Sir J. Forbes-Robertson described Vezin in the London Post as a "bright and dapper little man, who was both "learned and dictatorial on the art of acting." The Illustrated London News review of Vezin in the title role of Dan'l Druce, Blacksmith noted that "Mr. Vezin is probably the most intellectual of our actors, and is the very man for creating an original part, such as that of Dan'l Druce" and described one scene as "an acting hit by Mr.
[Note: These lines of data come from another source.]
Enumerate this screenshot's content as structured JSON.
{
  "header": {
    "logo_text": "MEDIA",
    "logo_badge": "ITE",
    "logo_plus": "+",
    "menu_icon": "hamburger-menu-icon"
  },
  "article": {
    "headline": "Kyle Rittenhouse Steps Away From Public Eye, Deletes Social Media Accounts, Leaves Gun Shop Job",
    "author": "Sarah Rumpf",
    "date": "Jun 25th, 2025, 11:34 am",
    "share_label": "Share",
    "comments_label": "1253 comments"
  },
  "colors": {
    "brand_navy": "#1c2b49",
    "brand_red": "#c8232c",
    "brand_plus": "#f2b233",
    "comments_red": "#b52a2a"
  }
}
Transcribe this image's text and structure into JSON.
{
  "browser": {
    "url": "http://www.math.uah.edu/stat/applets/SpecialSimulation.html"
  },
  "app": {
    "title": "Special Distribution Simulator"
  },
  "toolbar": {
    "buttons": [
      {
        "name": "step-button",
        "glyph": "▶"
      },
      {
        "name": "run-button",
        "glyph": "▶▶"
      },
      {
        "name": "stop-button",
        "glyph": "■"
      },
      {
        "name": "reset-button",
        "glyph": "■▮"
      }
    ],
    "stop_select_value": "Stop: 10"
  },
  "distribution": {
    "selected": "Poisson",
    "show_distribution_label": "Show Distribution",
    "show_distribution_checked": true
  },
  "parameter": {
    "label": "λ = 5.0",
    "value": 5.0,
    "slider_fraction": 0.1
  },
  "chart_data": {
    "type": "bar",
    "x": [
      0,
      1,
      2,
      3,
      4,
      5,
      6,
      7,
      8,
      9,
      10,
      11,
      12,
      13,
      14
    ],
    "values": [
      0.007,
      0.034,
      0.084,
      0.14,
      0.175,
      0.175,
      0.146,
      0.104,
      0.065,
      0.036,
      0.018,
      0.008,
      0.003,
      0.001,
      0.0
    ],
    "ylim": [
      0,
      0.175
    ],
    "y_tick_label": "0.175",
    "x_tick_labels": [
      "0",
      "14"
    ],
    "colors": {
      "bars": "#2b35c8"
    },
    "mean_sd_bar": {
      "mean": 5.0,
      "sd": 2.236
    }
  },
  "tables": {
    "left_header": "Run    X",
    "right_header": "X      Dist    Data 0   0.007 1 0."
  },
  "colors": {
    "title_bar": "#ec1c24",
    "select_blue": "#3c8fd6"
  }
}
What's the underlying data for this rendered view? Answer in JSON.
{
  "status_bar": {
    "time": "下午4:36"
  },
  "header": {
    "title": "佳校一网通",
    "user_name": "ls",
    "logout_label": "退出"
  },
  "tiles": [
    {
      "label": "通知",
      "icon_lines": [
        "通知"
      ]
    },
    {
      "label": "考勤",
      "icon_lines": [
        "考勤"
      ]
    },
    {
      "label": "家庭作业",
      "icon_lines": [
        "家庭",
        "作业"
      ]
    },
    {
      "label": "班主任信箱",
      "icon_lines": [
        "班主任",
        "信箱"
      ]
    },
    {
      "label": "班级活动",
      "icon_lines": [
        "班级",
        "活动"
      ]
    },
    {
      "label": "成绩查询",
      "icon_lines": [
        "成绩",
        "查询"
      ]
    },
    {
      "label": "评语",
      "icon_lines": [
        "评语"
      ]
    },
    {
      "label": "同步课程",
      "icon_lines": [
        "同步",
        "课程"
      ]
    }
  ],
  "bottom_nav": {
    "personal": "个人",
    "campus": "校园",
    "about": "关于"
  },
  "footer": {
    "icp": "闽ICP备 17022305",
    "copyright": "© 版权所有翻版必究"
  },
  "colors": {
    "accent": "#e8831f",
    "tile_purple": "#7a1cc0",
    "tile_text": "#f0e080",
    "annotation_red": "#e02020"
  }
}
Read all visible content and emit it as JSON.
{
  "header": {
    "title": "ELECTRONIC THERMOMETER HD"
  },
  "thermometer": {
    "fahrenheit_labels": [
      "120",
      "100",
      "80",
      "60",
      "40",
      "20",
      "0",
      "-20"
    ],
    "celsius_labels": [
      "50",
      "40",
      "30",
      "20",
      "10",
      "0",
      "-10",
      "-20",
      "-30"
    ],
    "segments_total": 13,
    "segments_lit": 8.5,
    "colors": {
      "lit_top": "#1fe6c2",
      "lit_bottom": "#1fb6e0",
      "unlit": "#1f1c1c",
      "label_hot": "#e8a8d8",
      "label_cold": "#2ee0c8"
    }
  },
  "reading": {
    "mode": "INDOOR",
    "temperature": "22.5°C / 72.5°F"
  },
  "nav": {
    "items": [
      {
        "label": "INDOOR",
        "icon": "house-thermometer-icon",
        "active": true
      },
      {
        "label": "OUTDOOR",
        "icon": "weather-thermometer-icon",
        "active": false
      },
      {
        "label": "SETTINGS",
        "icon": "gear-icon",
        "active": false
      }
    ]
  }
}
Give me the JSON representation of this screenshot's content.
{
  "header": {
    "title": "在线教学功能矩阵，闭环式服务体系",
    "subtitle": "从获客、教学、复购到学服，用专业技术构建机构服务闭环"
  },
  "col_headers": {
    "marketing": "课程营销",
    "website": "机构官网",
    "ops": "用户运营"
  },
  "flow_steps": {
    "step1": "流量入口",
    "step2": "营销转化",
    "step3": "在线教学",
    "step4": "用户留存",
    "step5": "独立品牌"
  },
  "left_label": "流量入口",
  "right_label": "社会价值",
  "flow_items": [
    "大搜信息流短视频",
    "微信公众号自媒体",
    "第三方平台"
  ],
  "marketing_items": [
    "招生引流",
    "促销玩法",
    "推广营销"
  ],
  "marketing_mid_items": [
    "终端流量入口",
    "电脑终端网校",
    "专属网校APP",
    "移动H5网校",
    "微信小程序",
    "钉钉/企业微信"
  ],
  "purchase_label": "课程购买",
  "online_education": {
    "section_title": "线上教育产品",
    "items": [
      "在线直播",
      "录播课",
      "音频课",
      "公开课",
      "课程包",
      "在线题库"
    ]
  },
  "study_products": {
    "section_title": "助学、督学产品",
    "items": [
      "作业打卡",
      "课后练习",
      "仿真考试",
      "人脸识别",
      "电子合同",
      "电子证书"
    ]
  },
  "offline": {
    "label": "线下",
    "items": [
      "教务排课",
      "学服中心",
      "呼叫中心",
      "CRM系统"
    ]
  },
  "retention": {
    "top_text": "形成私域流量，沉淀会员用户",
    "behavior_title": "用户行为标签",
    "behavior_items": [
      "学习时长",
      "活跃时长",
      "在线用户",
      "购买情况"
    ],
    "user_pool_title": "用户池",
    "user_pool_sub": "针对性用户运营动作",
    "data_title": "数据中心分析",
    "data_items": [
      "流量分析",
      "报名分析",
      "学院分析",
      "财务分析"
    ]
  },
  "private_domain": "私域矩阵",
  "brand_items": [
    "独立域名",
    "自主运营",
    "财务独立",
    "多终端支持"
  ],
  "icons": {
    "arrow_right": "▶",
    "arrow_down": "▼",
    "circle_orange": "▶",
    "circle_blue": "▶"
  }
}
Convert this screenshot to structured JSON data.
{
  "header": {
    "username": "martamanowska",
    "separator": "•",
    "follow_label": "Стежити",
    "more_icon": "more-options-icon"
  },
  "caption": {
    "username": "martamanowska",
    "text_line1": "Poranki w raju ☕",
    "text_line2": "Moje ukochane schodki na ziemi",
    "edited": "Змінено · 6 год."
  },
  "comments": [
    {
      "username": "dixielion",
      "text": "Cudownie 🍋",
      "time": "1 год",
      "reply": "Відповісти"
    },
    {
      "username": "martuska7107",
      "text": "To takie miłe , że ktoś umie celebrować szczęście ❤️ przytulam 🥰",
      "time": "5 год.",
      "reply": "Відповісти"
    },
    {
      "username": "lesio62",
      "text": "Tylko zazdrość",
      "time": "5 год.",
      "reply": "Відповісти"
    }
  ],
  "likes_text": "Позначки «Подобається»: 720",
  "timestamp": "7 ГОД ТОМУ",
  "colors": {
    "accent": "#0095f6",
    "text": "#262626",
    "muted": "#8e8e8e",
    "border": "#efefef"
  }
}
Hermann Vezin which literally electrified the house." He was one of W. S. Gilbert's favourite actors. and, besides the aforementioned Dan'l Druce, Blacksmith, he also starred in Gilbert's Randall's Thumb, (1871), and played Mousta in an 1882 revival of Broken Hearts alongside Gilbert himself as Florian (due to an accident incapacitating Kyrle Bellew).

A benefit matinee was held for Vezin at the Haymarket Theatre on March 19, 1896. For this, George Grossmith gave a sketch, and play scenes featured Gerald du Maurier, Herbert Beerbohm Tree and Cyril Maude, among others. Vezin continued to act, appearing in The Happy Life in 1897 and as Rowley in The School for Scandal opposite Herbert Beerbohm Tree in 1909.

In his declining years, Vezin appear infrequently on the stage, rather spending most of his time giving lessons to aspiring thespians, including the actors Herbert Beerbohm Tree, Baliol Holloway and Frank Benson as well as the actress Mary Mannering. He also dedicated himself to appearances at recitals and play readings. His last stage role was Old Rowley in Tree's production of playwright Richard Sheridan's The School for Scandal at His Majesty's Theatre in Scotland, in April 1909. He had been active on the British stage for nearly sixty years, and had been a resident of London, where he died at his home, 10 Lancaster Place, Strand, on June 12, 1910. His body was cremated at Golders Green and his ashes were scattered.